Welcome to my blog, discover acupuncture with Dr Maggie Ju

Qualified as a medical doctor in Western medicine in China with a Medical degree from Beijing, China and a PhD degree from the UK. Many year research and clinical experiences. This blog is for information only.

Tuesday, 20 December 2022

Chewing muscles on the face and jaw pain and tightness.

The temporalis muscles

The temporalis muscle (temporal muscle) is a broad fan shaped muscle on each side of the head covering much of the temporal bone. It is not facial expression muscle, but one of the mastication muscles (chewing muscles). It is attached to the mandible (jaw) and to the skull’s temporal bone, or temporal fossa. It is one of the muscles involved in jaw movement (lift the jaw and retract the jaw) and is the most powerful chewing muscle of the temporomandibular joint. You can see and feel the muscle contracting while the jaw is clenching and unclenching.
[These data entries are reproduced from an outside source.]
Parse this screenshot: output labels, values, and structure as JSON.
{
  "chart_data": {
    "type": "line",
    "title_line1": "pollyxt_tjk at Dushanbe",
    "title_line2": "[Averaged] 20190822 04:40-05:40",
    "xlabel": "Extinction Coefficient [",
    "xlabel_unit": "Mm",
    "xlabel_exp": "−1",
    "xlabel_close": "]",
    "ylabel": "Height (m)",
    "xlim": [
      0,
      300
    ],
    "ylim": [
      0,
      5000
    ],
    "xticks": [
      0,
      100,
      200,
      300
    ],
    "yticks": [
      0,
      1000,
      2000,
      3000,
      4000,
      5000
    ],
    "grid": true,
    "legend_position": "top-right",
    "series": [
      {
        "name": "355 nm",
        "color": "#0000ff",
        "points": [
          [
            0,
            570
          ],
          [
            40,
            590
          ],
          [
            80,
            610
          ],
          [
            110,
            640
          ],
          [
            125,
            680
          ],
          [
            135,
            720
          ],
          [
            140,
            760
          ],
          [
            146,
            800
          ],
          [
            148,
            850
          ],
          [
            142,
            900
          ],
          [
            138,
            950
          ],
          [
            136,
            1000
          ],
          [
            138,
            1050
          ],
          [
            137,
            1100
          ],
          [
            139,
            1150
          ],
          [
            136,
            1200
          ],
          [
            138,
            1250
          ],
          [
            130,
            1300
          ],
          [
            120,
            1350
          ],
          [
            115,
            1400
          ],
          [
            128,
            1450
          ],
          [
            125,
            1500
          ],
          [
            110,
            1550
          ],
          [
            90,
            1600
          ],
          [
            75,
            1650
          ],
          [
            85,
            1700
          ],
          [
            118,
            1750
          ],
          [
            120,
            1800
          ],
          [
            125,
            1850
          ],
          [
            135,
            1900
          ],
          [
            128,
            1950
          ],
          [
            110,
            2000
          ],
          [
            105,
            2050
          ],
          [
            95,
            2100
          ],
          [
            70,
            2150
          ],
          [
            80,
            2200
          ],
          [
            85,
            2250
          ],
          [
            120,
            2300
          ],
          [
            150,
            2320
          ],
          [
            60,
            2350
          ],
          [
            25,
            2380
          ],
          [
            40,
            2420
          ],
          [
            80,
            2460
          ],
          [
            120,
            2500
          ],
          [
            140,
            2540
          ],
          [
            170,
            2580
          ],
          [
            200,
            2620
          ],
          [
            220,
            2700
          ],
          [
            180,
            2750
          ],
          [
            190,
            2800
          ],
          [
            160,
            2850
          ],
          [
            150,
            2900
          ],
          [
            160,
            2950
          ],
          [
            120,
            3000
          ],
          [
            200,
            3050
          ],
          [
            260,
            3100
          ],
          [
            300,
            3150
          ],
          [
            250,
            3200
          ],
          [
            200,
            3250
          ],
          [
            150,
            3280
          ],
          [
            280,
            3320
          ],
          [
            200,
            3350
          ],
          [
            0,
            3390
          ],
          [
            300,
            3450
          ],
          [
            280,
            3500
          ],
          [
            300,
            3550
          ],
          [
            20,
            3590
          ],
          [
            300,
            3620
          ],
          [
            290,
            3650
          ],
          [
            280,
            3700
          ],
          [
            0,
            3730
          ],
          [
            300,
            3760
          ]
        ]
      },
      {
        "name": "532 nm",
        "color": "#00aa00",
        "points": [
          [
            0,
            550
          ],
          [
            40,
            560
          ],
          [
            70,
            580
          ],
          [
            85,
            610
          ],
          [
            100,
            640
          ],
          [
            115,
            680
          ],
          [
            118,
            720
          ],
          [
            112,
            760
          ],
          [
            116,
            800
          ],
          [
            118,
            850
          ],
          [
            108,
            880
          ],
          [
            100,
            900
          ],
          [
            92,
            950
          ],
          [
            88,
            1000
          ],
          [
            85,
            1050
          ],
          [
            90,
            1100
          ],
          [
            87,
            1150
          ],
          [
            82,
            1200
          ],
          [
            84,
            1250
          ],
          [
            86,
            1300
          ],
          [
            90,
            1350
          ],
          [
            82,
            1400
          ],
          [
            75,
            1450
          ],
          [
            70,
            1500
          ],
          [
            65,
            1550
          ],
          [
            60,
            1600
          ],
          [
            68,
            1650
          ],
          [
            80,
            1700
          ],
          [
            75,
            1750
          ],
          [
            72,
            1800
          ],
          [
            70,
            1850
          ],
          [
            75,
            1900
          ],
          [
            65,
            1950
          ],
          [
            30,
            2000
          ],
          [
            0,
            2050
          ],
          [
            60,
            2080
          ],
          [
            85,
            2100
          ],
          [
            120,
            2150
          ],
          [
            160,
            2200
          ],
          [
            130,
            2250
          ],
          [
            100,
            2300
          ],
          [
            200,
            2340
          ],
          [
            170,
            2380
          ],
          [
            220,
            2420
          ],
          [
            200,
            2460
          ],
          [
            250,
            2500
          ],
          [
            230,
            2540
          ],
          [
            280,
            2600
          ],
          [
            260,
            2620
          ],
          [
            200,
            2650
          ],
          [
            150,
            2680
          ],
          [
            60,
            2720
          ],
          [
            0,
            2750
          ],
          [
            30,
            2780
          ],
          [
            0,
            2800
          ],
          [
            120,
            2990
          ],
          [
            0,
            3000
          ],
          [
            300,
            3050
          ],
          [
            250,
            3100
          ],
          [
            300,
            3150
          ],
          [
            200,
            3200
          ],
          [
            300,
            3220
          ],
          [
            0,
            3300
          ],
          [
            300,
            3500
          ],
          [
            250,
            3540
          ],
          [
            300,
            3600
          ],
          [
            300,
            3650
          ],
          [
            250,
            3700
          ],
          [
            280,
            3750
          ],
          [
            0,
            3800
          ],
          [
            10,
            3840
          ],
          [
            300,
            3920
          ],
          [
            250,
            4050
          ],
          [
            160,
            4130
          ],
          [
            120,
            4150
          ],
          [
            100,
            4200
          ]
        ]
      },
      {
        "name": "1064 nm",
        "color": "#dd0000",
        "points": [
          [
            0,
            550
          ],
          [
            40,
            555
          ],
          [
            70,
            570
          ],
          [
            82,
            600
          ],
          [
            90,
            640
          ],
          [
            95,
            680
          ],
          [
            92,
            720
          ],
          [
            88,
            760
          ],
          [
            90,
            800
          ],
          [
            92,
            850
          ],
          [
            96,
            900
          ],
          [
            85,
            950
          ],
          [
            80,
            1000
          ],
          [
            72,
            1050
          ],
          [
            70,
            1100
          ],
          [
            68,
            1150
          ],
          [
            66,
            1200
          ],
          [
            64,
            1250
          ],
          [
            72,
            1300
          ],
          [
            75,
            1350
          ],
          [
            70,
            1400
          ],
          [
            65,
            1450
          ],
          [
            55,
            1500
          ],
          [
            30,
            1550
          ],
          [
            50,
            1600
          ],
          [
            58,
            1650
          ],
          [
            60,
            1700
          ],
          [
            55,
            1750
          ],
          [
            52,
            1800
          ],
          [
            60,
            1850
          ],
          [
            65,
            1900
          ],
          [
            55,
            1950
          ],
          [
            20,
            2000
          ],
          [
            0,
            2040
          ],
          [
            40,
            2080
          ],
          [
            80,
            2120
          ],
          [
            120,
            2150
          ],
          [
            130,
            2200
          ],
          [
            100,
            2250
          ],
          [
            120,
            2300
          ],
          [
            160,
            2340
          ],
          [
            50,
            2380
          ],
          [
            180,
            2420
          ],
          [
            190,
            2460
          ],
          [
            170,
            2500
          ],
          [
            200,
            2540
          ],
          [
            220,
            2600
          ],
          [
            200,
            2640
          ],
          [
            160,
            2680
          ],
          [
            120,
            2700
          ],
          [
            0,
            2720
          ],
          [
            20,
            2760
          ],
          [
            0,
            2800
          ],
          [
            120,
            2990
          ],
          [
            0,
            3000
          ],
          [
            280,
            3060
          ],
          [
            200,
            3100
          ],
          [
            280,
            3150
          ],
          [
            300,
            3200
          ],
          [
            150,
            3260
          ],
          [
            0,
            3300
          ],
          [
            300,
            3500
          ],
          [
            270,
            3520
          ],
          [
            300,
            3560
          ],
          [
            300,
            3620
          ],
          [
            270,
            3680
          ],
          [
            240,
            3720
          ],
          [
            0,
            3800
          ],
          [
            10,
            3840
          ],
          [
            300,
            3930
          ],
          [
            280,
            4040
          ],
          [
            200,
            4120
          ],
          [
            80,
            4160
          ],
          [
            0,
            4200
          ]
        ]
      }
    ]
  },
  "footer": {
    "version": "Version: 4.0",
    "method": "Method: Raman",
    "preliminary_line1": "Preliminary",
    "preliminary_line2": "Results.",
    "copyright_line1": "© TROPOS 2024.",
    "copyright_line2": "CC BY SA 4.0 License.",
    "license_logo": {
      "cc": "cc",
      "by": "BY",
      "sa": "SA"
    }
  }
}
The muscle is innervated by a branch of trigeminal nerve.

The masseter muscles

One of the strongest chewing muscles is masseter muscle. It consists of two heads: superficial head starts from the maxillary process of the zygomatic bone and the anterior two thirds of the inferior border of the zygomatic arch and inserts into the angle of the mandible and inferior half of the lateral surface of the ramus of the mandible; the deep head starts from the posterior third of the lower border and from the whole of the medial surface of the zygomatic arch and inserts into the upper half of the ramus of the mandible. This muscle involves jaw movement.